He packed his valise and started that night, though his friends urged him to stay longer. He felt a feverish impatience to be off and have things settled. With it was a feeling of excitement; he was going to seek his fortune. Thrown upon a cold world by the unkind and unjust suspicions of his nearest relatives, he would rise above adverse circumstances and "ennoble fate by nobly bearing it!"
It was a very heroic martyr that bought a ticket for Philadelphia that night.
He did not engage a berth in the sleeping-car; he was a poor man now and must begin to economize. Besides, upon counting his money he found that he had but just enough with which to reach his destination.
He was very tired with the adventures of the last two days, and the night before, spent in a shed, had not been comfortable, so he slept well, notwithstanding the fact that he was not in a Pullman sleeper. He did not wake until it was broad daylight, and the train was speeding along through New Jersey. The storm was over, the sun was shining down upon a bright and rain-washed world, and Neal Gordon was entering upon a new life.
"So this is the 'Quaker City,'" he thought, as the train glided over the bridges and into the huge station. "I wonder if every one is in a broad-brimmed hat! And now to find cousin William Carpenter. He's a Quaker of the Quakers, I suppose; I can never get into the habit of saying 'thee' and 'thou.'"
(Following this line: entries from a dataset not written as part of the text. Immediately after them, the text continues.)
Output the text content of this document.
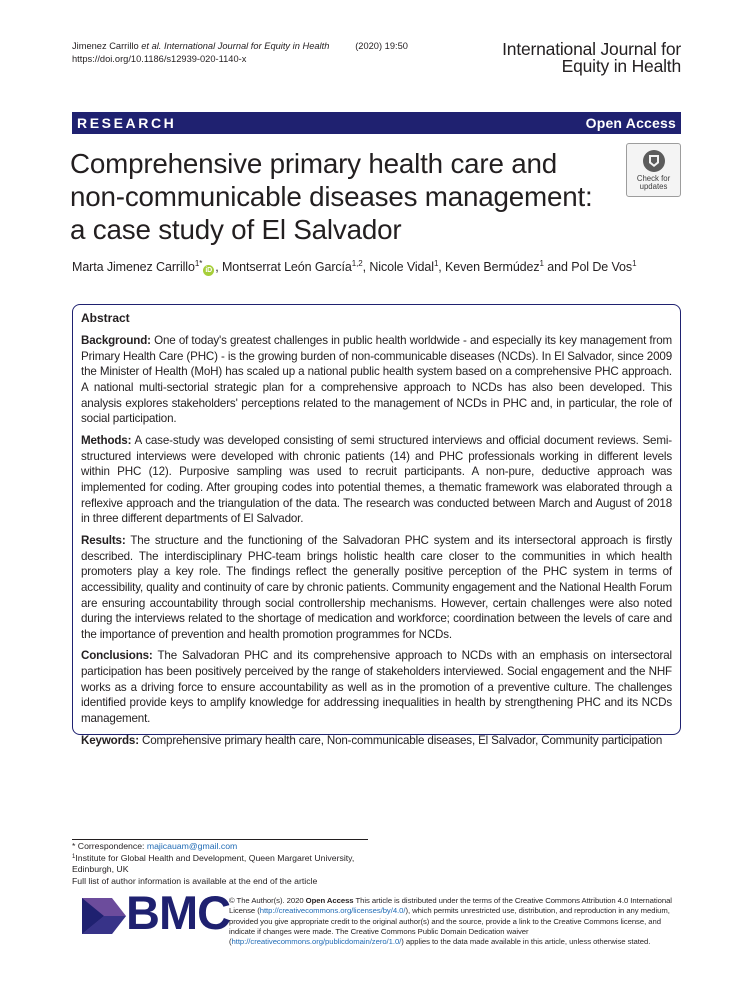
Jimenez Carrillo et al. International Journal for Equity in Health	(2020) 19:50
https://doi.org/10.1186/s12939-020-1140-x	International Journal for
Equity in Health
RESEARCH	Open Access
Comprehensive primary health care and
non-communicable diseases management:
a case study of El Salvador
Check for
updates
Marta Jimenez Carrillo$^{1*}$iD , Montserrat León García$^{1,2}$, Nicole Vidal$^1$, Keven Bermúdez$^1$ and Pol De Vos$^1$
Abstract

Background: One of today's greatest challenges in public health worldwide - and especially its key management from Primary Health Care (PHC) - is the growing burden of non-communicable diseases (NCDs). In El Salvador, since 2009 the Minister of Health (MoH) has scaled up a national public health system based on a comprehensive PHC approach. A national multi-sectorial strategic plan for a comprehensive approach to NCDs has also been developed. This analysis explores stakeholders' perceptions related to the management of NCDs in PHC and, in particular, the role of social participation.

Methods: A case-study was developed consisting of semi structured interviews and official document reviews. Semi-structured interviews were developed with chronic patients (14) and PHC professionals working in different levels within PHC (12). Purposive sampling was used to recruit participants. A non-pure, deductive approach was implemented for coding. After grouping codes into potential themes, a thematic framework was elaborated through a reflexive approach and the triangulation of the data. The research was conducted between March and August of 2018 in three different departments of El Salvador.

Results: The structure and the functioning of the Salvadoran PHC system and its intersectoral approach is firstly described. The interdisciplinary PHC-team brings holistic health care closer to the communities in which health promoters play a key role. The findings reflect the generally positive perception of the PHC system in terms of accessibility, quality and continuity of care by chronic patients. Community engagement and the National Health Forum are ensuring accountability through social controllership mechanisms. However, certain challenges were also noted during the interviews related to the shortage of medication and workforce; coordination between the levels of care and the importance of prevention and health promotion programmes for NCDs.

Conclusions: The Salvadoran PHC and its comprehensive approach to NCDs with an emphasis on intersectoral participation has been positively perceived by the range of stakeholders interviewed. Social engagement and the NHF works as a driving force to ensure accountability as well as in the promotion of a preventive culture. The challenges identified provide keys to amplify knowledge for addressing inequalities in health by strengthening PHC and its NCDs management.

Keywords: Comprehensive primary health care, Non-communicable diseases, El Salvador, Community participation

* Correspondence: majicauam@gmail.com
$^1$Institute for Global Health and Development, Queen Margaret University,
Edinburgh, UK
Full list of author information is available at the end of the article
BMC
© The Author(s). 2020 Open Access This article is distributed under the terms of the Creative Commons Attribution 4.0 International License (http://creativecommons.org/licenses/by/4.0/), which permits unrestricted use, distribution, and reproduction in any medium, provided you give appropriate credit to the original author(s) and the source, provide a link to the Creative Commons license, and indicate if changes were made. The Creative Commons Public Domain Dedication waiver (http://creativecommons.org/publicdomain/zero/1.0/) applies to the data made available in this article, unless otherwise stated.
He did not see much of the Quaker element in the busy station, nor when he went down stairs and out on to Broad Street. He was on the point of jumping into a hansom to be driven to his cousin's house, when he remembered that he had not a cent in his pocket with which to pay for it. It was a novel experience for Neal.
He inquired the way to Arch Street, and found that it was not very far from where he was, and he soon reached the designated number.
"Not a broad-brimmer have I seen yet," he said to himself, as he pulled the bell-handle. He looked up and down the street while he waited. It was wider than some that he had passed through, and rather quiet except for the jingling horse-cars. It was very straight, and lined with red brick houses with white marble steps and heavy wooden shutters.
He looked down, as he stood on the dazzling steps, at his boots splashed with Boston mud, and he shuddered at the effect they might have on his cousins. He should have had them cleaned at the station; but then he did not have five cents to spend.
The door was opened, and he walked into the parlor and sent up his card. It was a large room with very little furniture in it, and the few chairs and sofas that there were stood stiffly apart. Not an ornament was to be seen but a large clock that ticked slowly and sedately on the marble mantel-piece. There were no curtains, but "Venetian blinds," formed of green slats, hung at the windows. It all looked very neat and very bare, and extremely stiff.